Big Economic Challenges Await Biden and the Fed This Fall

WASHINGTON – The US economy heads into an increasingly uncertain fall as a surge in the Delta variant of the coronavirus coincides with the expiration of expanded unemployment benefits for millions of people, complicating what was supposed to be a return to normal as a wave of workers re-entered the labor market.

This dynamic creates an unexpected challenge for the Biden administration and the Federal Reserve in managing a fairly rapid recovery from a recession. For months, White House and central bank officials have pointed to the fall as a potential turning point for an economy struggling to completely shake off the effects of the pandemic – especially in the labor market, which millions of positions remain below prepandemic levels.

The widespread availability of Covid-19 vaccines, the reopening of schools and the expiration of improved unemployment benefits have been seen as a potent cocktail that is expected to push workers off the sidelines and into the millions of jobs as employers. say they have trouble filling.

But that optimistic outlook could be jeopardized by the resurgence of the virus and the response of policymakers to it. Large companies are already delaying plans to return to the office, an early and visible sign that life may not return to normal as quickly as expected. At the same time, long-standing federal supports for those affected by the pandemic are disappearing, including a moratorium on evictions, which ended on Saturday, and an additional $ 300 per week for the unemployed. This benefit expires on September 6 and some states have decided to end it earlier.

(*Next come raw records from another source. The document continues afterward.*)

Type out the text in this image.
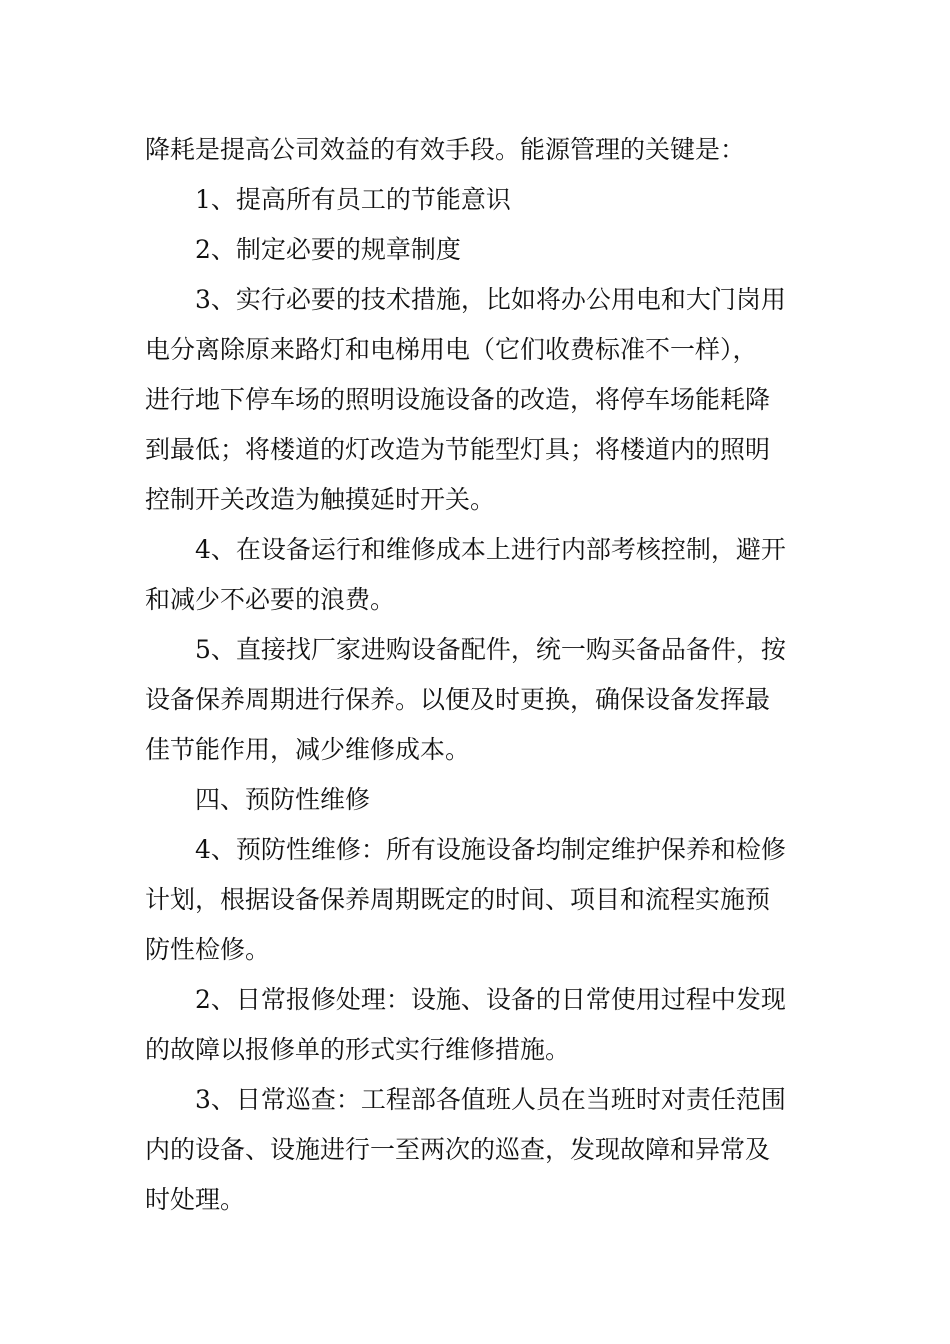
降耗是提高公司效益的有效手段。能源管理的关键是：

1、提高所有员工的节能意识

2、制定必要的规章制度

3、实行必要的技术措施，比如将办公用电和大门岗用

电分离除原来路灯和电梯用电（它们收费标准不一样），

进行地下停车场的照明设施设备的改造，将停车场能耗降

到最低；将楼道的灯改造为节能型灯具；将楼道内的照明

控制开关改造为触摸延时开关。

4、在设备运行和维修成本上进行内部考核控制，避开

和减少不必要的浪费。

5、直接找厂家进购设备配件，统一购买备品备件，按

设备保养周期进行保养。以便及时更换，确保设备发挥最

佳节能作用，减少维修成本。

四、预防性维修

4、预防性维修：所有设施设备均制定维护保养和检修

计划，根据设备保养周期既定的时间、项目和流程实施预

防性检修。

2、日常报修处理：设施、设备的日常使用过程中发现

的故障以报修单的形式实行维修措施。

3、日常巡查：工程部各值班人员在当班时对责任范围

内的设备、设施进行一至两次的巡查，发现故障和异常及

时处理。
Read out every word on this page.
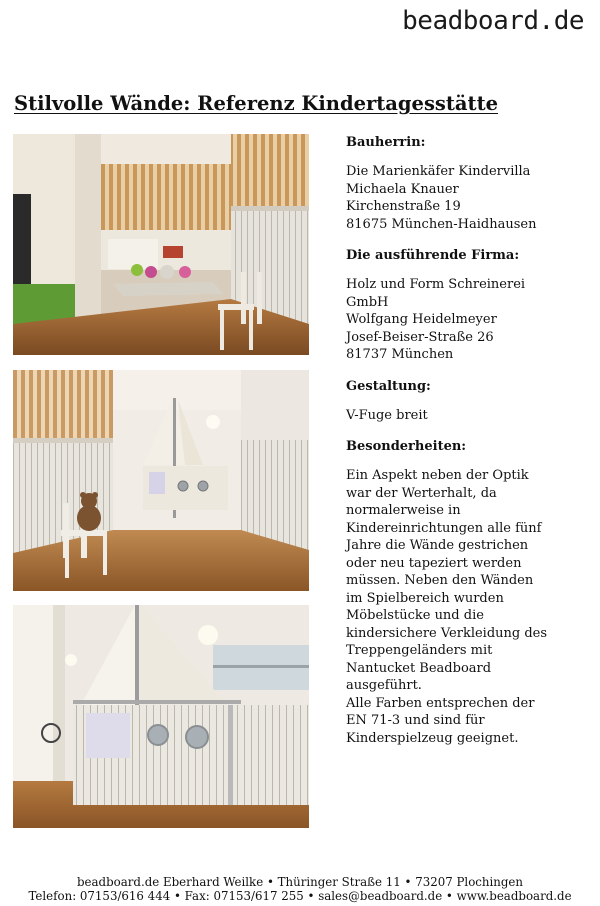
beadboard.de
Stilvolle Wände: Referenz Kindertagesstätte
Bauherrin:

Die Marienkäfer Kindervilla
Michaela Knauer
Kirchenstraße 19
81675 München-Haidhausen

Die ausführende Firma:

Holz und Form Schreinerei
GmbH
Wolfgang Heidelmeyer
Josef-Beiser-Straße 26
81737 München

Gestaltung:

V-Fuge breit

Besonderheiten:

Ein Aspekt neben der Optik
war der Werterhalt, da
normalerweise in
Kindereinrichtungen alle fünf
Jahre die Wände gestrichen
oder neu tapeziert werden
müssen. Neben den Wänden
im Spielbereich wurden
Möbelstücke und die
kindersichere Verkleidung des
Treppengeländers mit
Nantucket Beadboard
ausgeführt.
Alle Farben entsprechen der
EN 71-3 und sind für
Kinderspielzeug geeignet.

beadboard.de Eberhard Weilke • Thüringer Straße 11 • 73207 Plochingen
Telefon: 07153/616 444 • Fax: 07153/617 255 • sales@beadboard.de • www.beadboard.de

Federal lawmakers are also planning to reallocate more than $ 200 billion in Covid relief to help pay for a $ 1,000 billion infrastructure plan. A Senate infrastructure bill would wipe out virus funds previously allocated to colleges and universities as well as unused unemployment benefits and aid to airlines. It would also recover unspent funds from some expired programs for small businesses to help offset the plan’s $ 550 billion in new spending. Democratic leaders insisted the Senate would vote on the infrastructure bill before leaving Washington for a scheduled break in August.

White House economists said they did not yet see the need to consider major new measures to support the recovery. After months of successful economic growth, falling unemployment and complaints from business leaders and Republicans that government support is preventing workers from taking jobs, administration officials remain stuck on their political stance current despite the renewed risks.

Administration officials said President Biden was not pushing to extend the additional $ 300 per week for unemployed people. It is unclear whether the administration will try to expand a program that expands unemployment benefits to workers who would generally not be entitled to them, including self-employed, concert workers and part-time workers.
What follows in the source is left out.